Although it has been through many reincarnations, I grew up with this former ferry being called the Fun Ship. It arrived at it’s landlocked home in 1979 and has had a varied life as everything from an urban art gallery to a zombie apocalypse experience. I believe it has new owners and I hope this attractive old vessel finds a new, more permanent role.

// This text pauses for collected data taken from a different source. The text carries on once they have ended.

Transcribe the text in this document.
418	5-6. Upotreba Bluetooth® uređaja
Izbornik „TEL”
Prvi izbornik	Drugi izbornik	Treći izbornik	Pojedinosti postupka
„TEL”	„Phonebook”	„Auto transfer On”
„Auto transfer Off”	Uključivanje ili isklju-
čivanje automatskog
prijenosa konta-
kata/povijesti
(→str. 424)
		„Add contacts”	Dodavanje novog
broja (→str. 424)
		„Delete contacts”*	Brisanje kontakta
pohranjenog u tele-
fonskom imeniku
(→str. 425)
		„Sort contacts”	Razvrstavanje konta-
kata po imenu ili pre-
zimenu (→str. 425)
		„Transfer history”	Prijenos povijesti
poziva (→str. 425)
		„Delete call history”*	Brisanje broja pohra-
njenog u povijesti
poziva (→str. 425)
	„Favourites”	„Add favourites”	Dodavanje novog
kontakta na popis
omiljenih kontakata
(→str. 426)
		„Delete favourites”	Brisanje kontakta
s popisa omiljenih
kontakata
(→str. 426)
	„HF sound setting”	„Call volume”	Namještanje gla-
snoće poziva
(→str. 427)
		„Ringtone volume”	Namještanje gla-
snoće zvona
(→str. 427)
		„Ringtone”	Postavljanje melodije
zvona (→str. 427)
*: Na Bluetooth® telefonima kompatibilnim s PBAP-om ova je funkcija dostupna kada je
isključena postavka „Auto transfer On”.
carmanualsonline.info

I must admit that I was feeling pretty good a bout life when I reached this major landmark. Breakfast/ Brunch/Lunch was imminent. The sun was shining and the walk had been interesting. I celebrated by finishing the last of the water I had been carrying. It is at this point that the second major learning opportunity made itself known to me.

IMG_1238.jpg

As I headed along the path, it was a little unclear where I was supposed to go. Then I found this sign. The “path ahead” was most comprehensively flooded by unappealing looking murky water. It looked like the path lead through a side tunnel under the railway that was between me and my long promised brekkie. The water was less than a foot from the top of it! A rookie mistake, I had assumed this part of the path would not be affected by tides being so industrial. I considered the alternatives. There was a less official looking second tunnel to the left of it but that was on the other side of a wide ditch that separated the path from the fields. The water in the ditch looked even less inviting. Should I just wait? I had seen the tide turn and my guess was that it might still be before high tide. I check on the OS app I use to navigate and there seemed to be a crossing and footpath about halfway back to Greenfield. I decided to try that. It’s amazing how retracing your steps always feels like harder miles. Now Lunch was significantly less imminent, my undercooked feet started to complain and that nice cooling breeze was now a headwind. My mood was not improved when I got to the turn for the footpath. I could see the crossing and it was “occupied”. Closer inspection with the binoculars showed that the occupants were a herd of bullocks about 20 strong. I am enough of a country boy to wander through a herd of cows providing I can make it clear I am totally uninterested in them. Walking straight up to a dense wall of bullocks (very evidently from my observations in a frisky mood) is not my idea of safe, especially when the escape route is a major railway track. So I had to backtrack all the way to Greenfield and then leave the path for the coast road. Walking along the road is oppressive enough on a hot day even without it being “extra miles” and my enthusiasm plummeted. I did the grown-up version of that toddler I had seen in the morning and made the call to my sister for an “evac”.

I just had time for a late lunch/afternoon tea at Abakhan’s very nice new cafe before she arrived. At least when I start from here breakfast will be a certainty!